Getting disk space error when rolling upgrades

Hello,

I'm currently performing a rolling upgrade from ES 5.6.8 to 6.8.4 following the steps told here

Everything is fine but I'm having troubles with certain nodes and disk space. I'll describe the scenario I'm having troubles with:

Before upgrade:

Node total disk space: 200 GB.
Total shards in this node: 229
Disk used: 71%.

cluster.routing.allocation.disk.watermark.low: 85% (default)
cluster.routing.allocation.disk.watermark.high: 90% (default)
cluster.routing.allocation.disk.watermark.flood_stage: 95% (default)

Upgrade steps:

  • "cluster.routing.allocation.enable": "primaries"
  • stop elasticsearch service.
  • perform upgrade (at this point all 229 shards are unassigned, as expected)
  • start elasticsearch service
  • node joins the cluster
  • "cluster.routing.allocation.enable": null (back to default so shards assign back to the node)

The problem:

227 shards were assigned to the node, as expected, but these 2 remaining shards are still as unassigned. I then proceed to check _cluster/allocation/explain to troubleshoot this issue and I find out the following error:

"deciders": [
{
"decider": "disk_threshold",
"decision": "NO",
"explanation": "allocating the shard to this node will bring the node above the high watermark cluster setting [cluster.routing.allocation.disk.watermark.high=90%] and cause it to have less than the minimum required [0b] of free space (free: [49.8gb], estimated shard size: [50gb])"
}
]

Which makes perfect sense because ES is trying to allocate this shard in a node with no space left.. But hey, here is my question. How does it happen? As I stated above, this node already had all these shards with no problem and only had 70% used disk space. Which is ES blocking it now if there were no problem before the upgrade? Am I missing something?

Thank you in advanced.

Hi Nelson,

You mentioned you have 142Gb of 200Gb used - 85% is 170Gb so your data nodes will not accept a replica of more than 27Gb hence the error is fully expected here if all the data node at that point with a shard of 50Gb it's likely it cannot fit on any data node
low watermark - node will not take in new shard which would take them above that level
high watermark - node will move the shard away providing there is enough room on a data node to stay below low watermark after adding the shard

So here you need bigger disks on your data nodes so all replicas can be assigned

Also you mentioned 229 shards is 142Gb - while you have a single shard of 50Gb (which is not a bad size it all depends), you are likely to see some unbalance if you mostly have tiny shards and a few large ones

Hope this helps!

Hello Julien,

Thanks for the fast reply :slightly_smiling_face:I really appreciate it.
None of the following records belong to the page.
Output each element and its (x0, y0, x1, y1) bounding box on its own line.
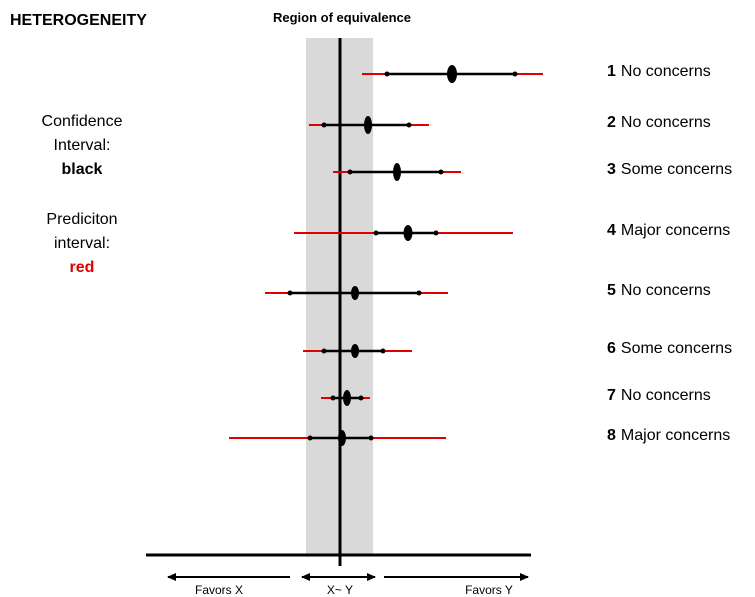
ci-lower-endpoint (321, 348, 327, 354)
point-estimate (351, 344, 359, 358)
ci-lower-endpoint (330, 395, 336, 401)
ci-upper-endpoint (438, 169, 444, 175)
study-row-2 (309, 116, 429, 134)
row-label-4: 4 Major concerns (607, 222, 730, 240)
legend-ci-line1: Confidence (41, 113, 123, 130)
row-number: 1 (607, 63, 616, 80)
study-row-6 (303, 344, 412, 358)
point-estimate (403, 225, 413, 241)
row-concern-level: No concerns (620, 63, 711, 80)
ci-lower-endpoint (347, 169, 353, 175)
study-row-4 (294, 225, 513, 241)
row-number: 6 (607, 340, 616, 357)
ci-lower-endpoint (373, 230, 379, 236)
region-of-equivalence-label: Region of equivalence (273, 10, 411, 25)
row-label-7: 7 No concerns (607, 387, 711, 405)
row-number: 5 (607, 282, 616, 299)
row-label-3: 3 Some concerns (607, 161, 732, 179)
ci-upper-endpoint (358, 395, 364, 401)
equivalence-axis-label: X~ Y (326, 583, 354, 597)
row-label-8: 8 Major concerns (607, 427, 730, 445)
row-concern-level: No concerns (620, 387, 711, 404)
row-number: 4 (607, 222, 616, 239)
study-row-8 (229, 430, 446, 446)
row-label-6: 6 Some concerns (607, 340, 732, 358)
page-title: HETEROGENEITY (10, 12, 147, 29)
legend-ci-color: black (61, 161, 103, 178)
point-estimate (364, 116, 372, 134)
study-row-7 (321, 390, 370, 406)
row-concern-level: Some concerns (620, 340, 733, 357)
legend-pi-line2: interval: (53, 235, 111, 252)
row-concern-level: Major concerns (620, 427, 731, 444)
row-label-1: 1 No concerns (607, 63, 711, 81)
point-estimate (338, 430, 346, 446)
study-row-3 (333, 163, 461, 181)
point-estimate (343, 390, 351, 406)
row-concern-level: No concerns (620, 114, 711, 131)
ci-upper-endpoint (406, 122, 412, 128)
favors-y-label: Favors Y (465, 583, 513, 597)
ci-upper-endpoint (416, 290, 422, 296)
favors-x-label: Favors X (194, 583, 243, 597)
legend-ci-line2: Interval: (53, 137, 111, 154)
ci-upper-endpoint (433, 230, 439, 236)
row-number: 7 (607, 387, 616, 404)
ci-lower-endpoint (384, 71, 390, 77)
study-row-5 (265, 286, 448, 300)
row-number: 2 (607, 114, 616, 131)
row-label-5: 5 No concerns (607, 282, 711, 300)
ci-lower-endpoint (287, 290, 293, 296)
row-number: 3 (607, 161, 616, 178)
row-concern-level: No concerns (620, 282, 711, 299)
row-number: 8 (607, 427, 616, 444)
row-concern-level: Some concerns (620, 161, 733, 178)
legend-pi-line1: Prediciton (46, 211, 118, 228)
ci-upper-endpoint (368, 435, 374, 441)
ci-lower-endpoint (307, 435, 313, 441)
point-estimate (351, 286, 359, 300)
legend-pi-color: red (69, 259, 95, 276)
ci-upper-endpoint (380, 348, 386, 354)
point-estimate (393, 163, 401, 181)
study-row-1 (362, 65, 543, 83)
row-label-2: 2 No concerns (607, 114, 711, 132)
ci-lower-endpoint (321, 122, 327, 128)
ci-upper-endpoint (512, 71, 518, 77)
row-concern-level: Major concerns (620, 222, 731, 239)
point-estimate (447, 65, 457, 83)
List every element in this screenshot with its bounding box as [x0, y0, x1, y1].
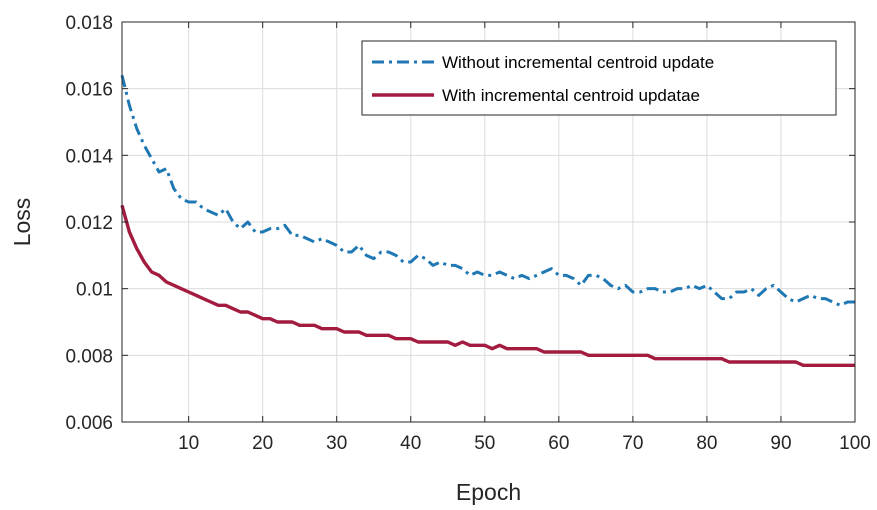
x-tick-label: 80	[696, 433, 717, 454]
y-tick-label: 0.012	[65, 213, 113, 234]
y-tick-label: 0.014	[65, 146, 113, 167]
x-tick-label: 30	[326, 433, 347, 454]
legend-label-without-update: Without incremental centroid update	[442, 53, 714, 72]
x-tick-label: 60	[548, 433, 569, 454]
series-lines	[120, 74, 855, 368]
x-tick-label: 10	[178, 433, 199, 454]
x-tick-label: 70	[622, 433, 643, 454]
x-axis-ticks: 10 20 30 40 50 60 70 80 90 100	[178, 22, 871, 454]
y-tick-label: 0.01	[76, 280, 113, 301]
legend-box	[361, 40, 837, 116]
y-tick-label: 0.008	[65, 346, 113, 367]
x-tick-label: 20	[252, 433, 273, 454]
y-tick-label: 0.016	[65, 80, 113, 101]
series-line-with-update	[120, 204, 855, 368]
x-axis-label: Epoch	[456, 479, 521, 505]
x-tick-label: 40	[400, 433, 421, 454]
x-tick-label: 90	[770, 433, 791, 454]
series-line-without-update	[120, 74, 855, 307]
y-tick-label: 0.006	[65, 413, 113, 434]
y-axis-label: Loss	[9, 198, 35, 247]
y-axis-ticks: 0.006 0.008 0.01 0.012 0.014 0.016 0.018	[65, 13, 855, 434]
legend-label-with-update: With incremental centroid updatae	[442, 86, 700, 105]
legend: Without incremental centroid update With…	[361, 40, 837, 116]
y-tick-label: 0.018	[65, 13, 113, 34]
x-tick-label: 100	[839, 433, 871, 454]
x-tick-label: 50	[474, 433, 495, 454]
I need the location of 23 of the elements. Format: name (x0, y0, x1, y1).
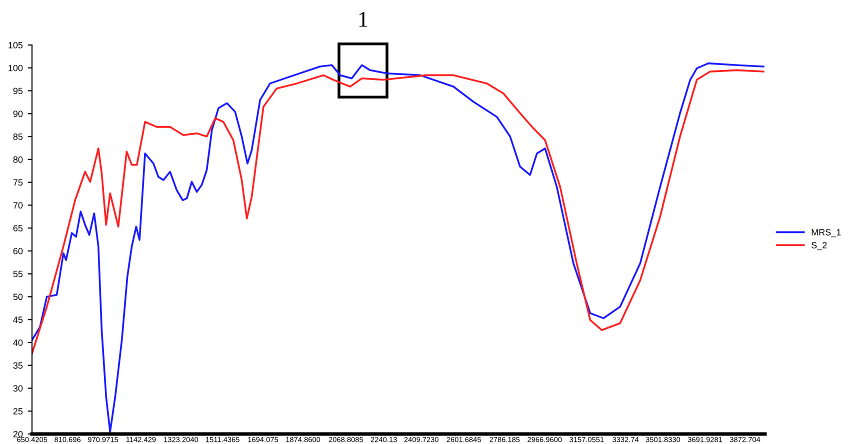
line-series (32, 69, 764, 354)
y-tick-label: 60 (13, 248, 23, 254)
y-tick-label: 30 (13, 385, 23, 392)
y-tick-label: 25 (13, 408, 23, 414)
y-tick-label: 55 (13, 270, 23, 278)
y-tick-label: 20 (13, 430, 23, 438)
y-tick-label: 105 (8, 42, 23, 48)
legend-label: S_2 (812, 242, 827, 250)
y-tick-label: 70 (13, 202, 23, 209)
y-tick-label: 85 (13, 133, 23, 140)
line-series (32, 62, 764, 433)
legend-label: MRS_1 (812, 229, 841, 238)
text: 1 (359, 12, 368, 27)
y-tick-label: 100 (8, 64, 23, 72)
y-tick-label: 90 (13, 110, 23, 118)
y-tick-label: 40 (13, 339, 23, 346)
y-tick-label: 75 (13, 179, 23, 186)
y-tick-label: 50 (13, 294, 23, 300)
y-tick-label: 35 (13, 362, 23, 369)
y-tick-label: 95 (13, 88, 23, 94)
y-tick-label: 80 (13, 156, 23, 163)
y-tick-label: 45 (13, 316, 23, 323)
y-tick-label: 65 (13, 225, 23, 232)
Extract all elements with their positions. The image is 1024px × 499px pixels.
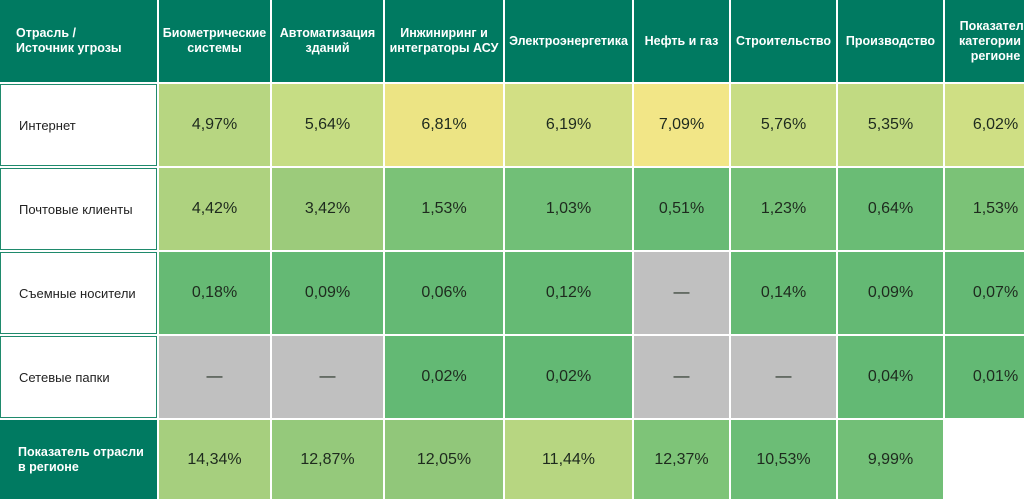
table-cell: 5,64%: [272, 84, 383, 166]
table-cell: 12,05%: [385, 420, 503, 499]
col-header-engineering: Инжиниринг и интеграторы АСУ: [385, 0, 503, 82]
table-cell: —: [634, 252, 729, 334]
table-cell: 0,09%: [272, 252, 383, 334]
table-cell: 0,14%: [731, 252, 836, 334]
table-cell: 11,44%: [505, 420, 632, 499]
table-cell: 12,37%: [634, 420, 729, 499]
row-label-internet: Интернет: [0, 84, 157, 166]
table-cell: 1,53%: [945, 168, 1024, 250]
table-cell: 14,34%: [159, 420, 270, 499]
table-cell: 0,07%: [945, 252, 1024, 334]
col-header-category-total: Показатель категории в регионе: [945, 0, 1024, 82]
table-cell: 4,97%: [159, 84, 270, 166]
col-header-biometric: Биометрические системы: [159, 0, 270, 82]
corner-header: Отрасль / Источник угрозы: [0, 0, 157, 82]
table-cell: 5,35%: [838, 84, 943, 166]
table-cell: —: [634, 336, 729, 418]
row-label-industry-total: Показатель отрасли в регионе: [0, 420, 157, 499]
table-cell: 6,19%: [505, 84, 632, 166]
table-cell: 9,99%: [838, 420, 943, 499]
table-cell: 1,23%: [731, 168, 836, 250]
table-cell: 6,81%: [385, 84, 503, 166]
table-cell: 4,42%: [159, 168, 270, 250]
table-cell: —: [731, 336, 836, 418]
table-cell: 6,02%: [945, 84, 1024, 166]
table-cell: 0,12%: [505, 252, 632, 334]
table-cell: 0,01%: [945, 336, 1024, 418]
col-header-oil-gas: Нефть и газ: [634, 0, 729, 82]
table-cell: 0,04%: [838, 336, 943, 418]
table-cell: 5,76%: [731, 84, 836, 166]
table-cell: —: [272, 336, 383, 418]
table-cell: 3,42%: [272, 168, 383, 250]
col-header-manufacturing: Производство: [838, 0, 943, 82]
table-cell: 12,87%: [272, 420, 383, 499]
table-cell: 1,03%: [505, 168, 632, 250]
table-cell: 0,06%: [385, 252, 503, 334]
table-cell: 10,53%: [731, 420, 836, 499]
table-cell: 1,53%: [385, 168, 503, 250]
table-cell: 0,64%: [838, 168, 943, 250]
col-header-building-automation: Автоматизация зданий: [272, 0, 383, 82]
table-cell: 7,09%: [634, 84, 729, 166]
col-header-energy: Электроэнергетика: [505, 0, 632, 82]
table-cell: 0,51%: [634, 168, 729, 250]
col-header-construction: Строительство: [731, 0, 836, 82]
row-label-removable-media: Съемные носители: [0, 252, 157, 334]
row-label-email-clients: Почтовые клиенты: [0, 168, 157, 250]
table-cell: 0,09%: [838, 252, 943, 334]
table-cell: 0,18%: [159, 252, 270, 334]
table-cell: 0,02%: [505, 336, 632, 418]
empty-cell: [945, 420, 1024, 499]
row-label-network-folders: Сетевые папки: [0, 336, 157, 418]
table-cell: —: [159, 336, 270, 418]
table-cell: 0,02%: [385, 336, 503, 418]
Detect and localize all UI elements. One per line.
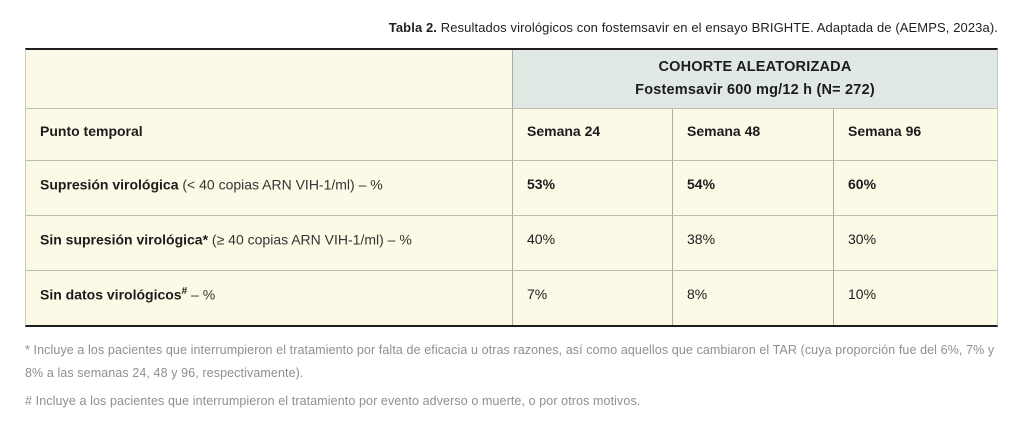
column-header-row: Punto temporal Semana 24 Semana 48 Seman…	[26, 108, 997, 160]
table-row: Sin supresión virológica* (≥ 40 copias A…	[26, 215, 997, 270]
cohort-header-row: COHORTE ALEATORIZADA Fostemsavir 600 mg/…	[26, 50, 997, 108]
row-value-week96: 30%	[848, 231, 877, 247]
footnotes-section: * Incluye a los pacientes que interrumpi…	[25, 339, 998, 413]
row-label: Sin supresión virológica* (≥ 40 copias A…	[26, 216, 513, 270]
document-page: Tabla 2. Resultados virológicos con fost…	[0, 20, 1024, 429]
row-value-week24: 40%	[513, 216, 673, 270]
column-header-week96: Semana 96	[848, 123, 922, 139]
row-value-week48: 8%	[673, 271, 834, 325]
column-header-week24: Semana 24	[513, 109, 673, 160]
table-caption-text: Resultados virológicos con fostemsavir e…	[437, 20, 998, 35]
row-value-week48: 38%	[673, 216, 834, 270]
footnote-hash: # Incluye a los pacientes que interrumpi…	[25, 394, 641, 408]
row-value-week24: 53%	[513, 161, 673, 215]
footnote-asterisk: * Incluye a los pacientes que interrumpi…	[25, 343, 995, 380]
column-header-label: Punto temporal	[26, 109, 513, 160]
row-label-bold: Sin supresión virológica*	[40, 231, 209, 248]
table-row: Sin datos virológicos# – % 7% 8% 10%	[26, 270, 997, 325]
row-label-detail: (≥ 40 copias ARN VIH-1/ml) – %	[208, 231, 412, 248]
results-table: COHORTE ALEATORIZADA Fostemsavir 600 mg/…	[25, 48, 998, 327]
table-row: Supresión virológica (< 40 copias ARN VI…	[26, 160, 997, 215]
row-value-week24: 7%	[513, 271, 673, 325]
column-header-week48: Semana 48	[673, 109, 834, 160]
row-value-week96: 10%	[848, 286, 877, 302]
row-label-bold: Supresión virológica	[40, 176, 179, 193]
row-label-superscript: #	[181, 286, 188, 297]
cohort-subtitle: Fostemsavir 600 mg/12 h (N= 272)	[635, 82, 875, 98]
content-area: Tabla 2. Resultados virológicos con fost…	[25, 20, 998, 413]
row-value-week96: 60%	[848, 176, 877, 192]
cohort-title: COHORTE ALEATORIZADA	[658, 59, 852, 76]
row-label-bold: Sin datos virológicos	[40, 286, 182, 303]
row-value-week48: 54%	[673, 161, 834, 215]
table-caption-number: Tabla 2.	[388, 20, 438, 35]
cohort-header-empty-cell	[26, 50, 513, 108]
row-label-detail: (< 40 copias ARN VIH-1/ml) – %	[178, 176, 383, 193]
cohort-header-cell: COHORTE ALEATORIZADA Fostemsavir 600 mg/…	[513, 50, 997, 108]
table-caption: Tabla 2. Resultados virológicos con fost…	[25, 20, 998, 35]
row-label-detail: – %	[187, 286, 216, 303]
row-label: Sin datos virológicos# – %	[26, 271, 513, 325]
row-label: Supresión virológica (< 40 copias ARN VI…	[26, 161, 513, 215]
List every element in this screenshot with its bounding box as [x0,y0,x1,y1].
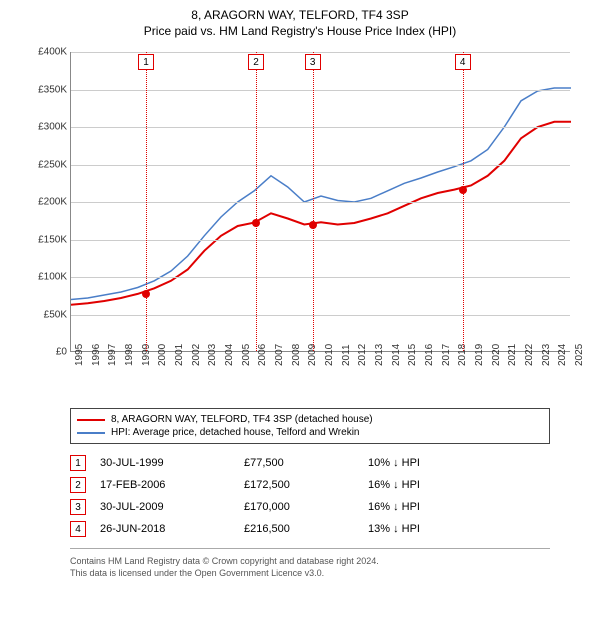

I understand your point, however, what I really don't get is the following:

I have 142 GB used (as you said) but at this point, the upgrade has not started, therefore all these 229 shards (including that 50GB big one) is currently hosted in this node (inside the 142Gb used)

When I perform the upgrade and the node joins back the cluster, used disk space should be almost empty because shards are still unassigned. Then ES should allocate these 229 shards back to the node and used disk space should be again ~142 GB as expected. However, it's trying to allocated 142 GB + 50 GB and this is what I really don't get since these 50GB are already inside in the 142 one.

Elasticsearch doesn't delete any shard data when a shard is unassigned, since it reuses that data when recovering a replica. However it cannot tell how much of that data can be reused before assigning the replica, so it has to assume it needs enough space to copy the whole shard over again. You don't have enough space to do that, so it's stuck.

Can you free up some space on this node? For instance, maybe use shard allocation filtering to move some other shards off this node?

If the 50Gb replica had been assigned first then you might have been ok as the rest of shards would allocate where there is room on other nodes... However per allocation explain if all nodes have 27Gb left when the 50Gb shard tries to find a suitable data node; the shard will remain unassigned.

A bad workaround solution would be to split the index into more smaller shards. But note shards have associated costs and size of shard should not be dictated by the current issue you have, you should use capacity planning to decide on shard size instead
Also for future reference, read up on priority to understand how elasticsearch decide which shard to recover/allocate first (again not great workaround solution to try and make sure biggest shard get assigned first)

You should normally plan enough disk space on the data nodes so that if one data node fails, the other data nodes can happily store the extra load. Deletion of data might also help if you went too high on disk space, but 200Gb for data node really sounds very small here

Hey, thank you both for your replies.

I forgot to mention that this is a "test" migration process we are performing on a sandbox cluster which receives production traffic but just for testing purposes. That's why a single node has a low 200GB disk space. However, we wanted to test how this process was going to be like, since the rolling upgrade process is exact the same to production clusters even when these nodes disk space are significantly higher (around 2 TB).

What we want to achieve?

Since we need to perform this rolling upgrade on all our production clusters, all we wanted to do is a sequential upgrade, node by node. This mean stop elasticsearch, perform the upgrade, start elasticsearch and assign all the unassigned shards to the same node. We want to avoid at all cost ES to reallocate these shards to new nodes because that would mean additional write/read IOPS and cpu usage which could lead to cluster performance issues.

@Julien: I'll take a look on these links and see if that could help us.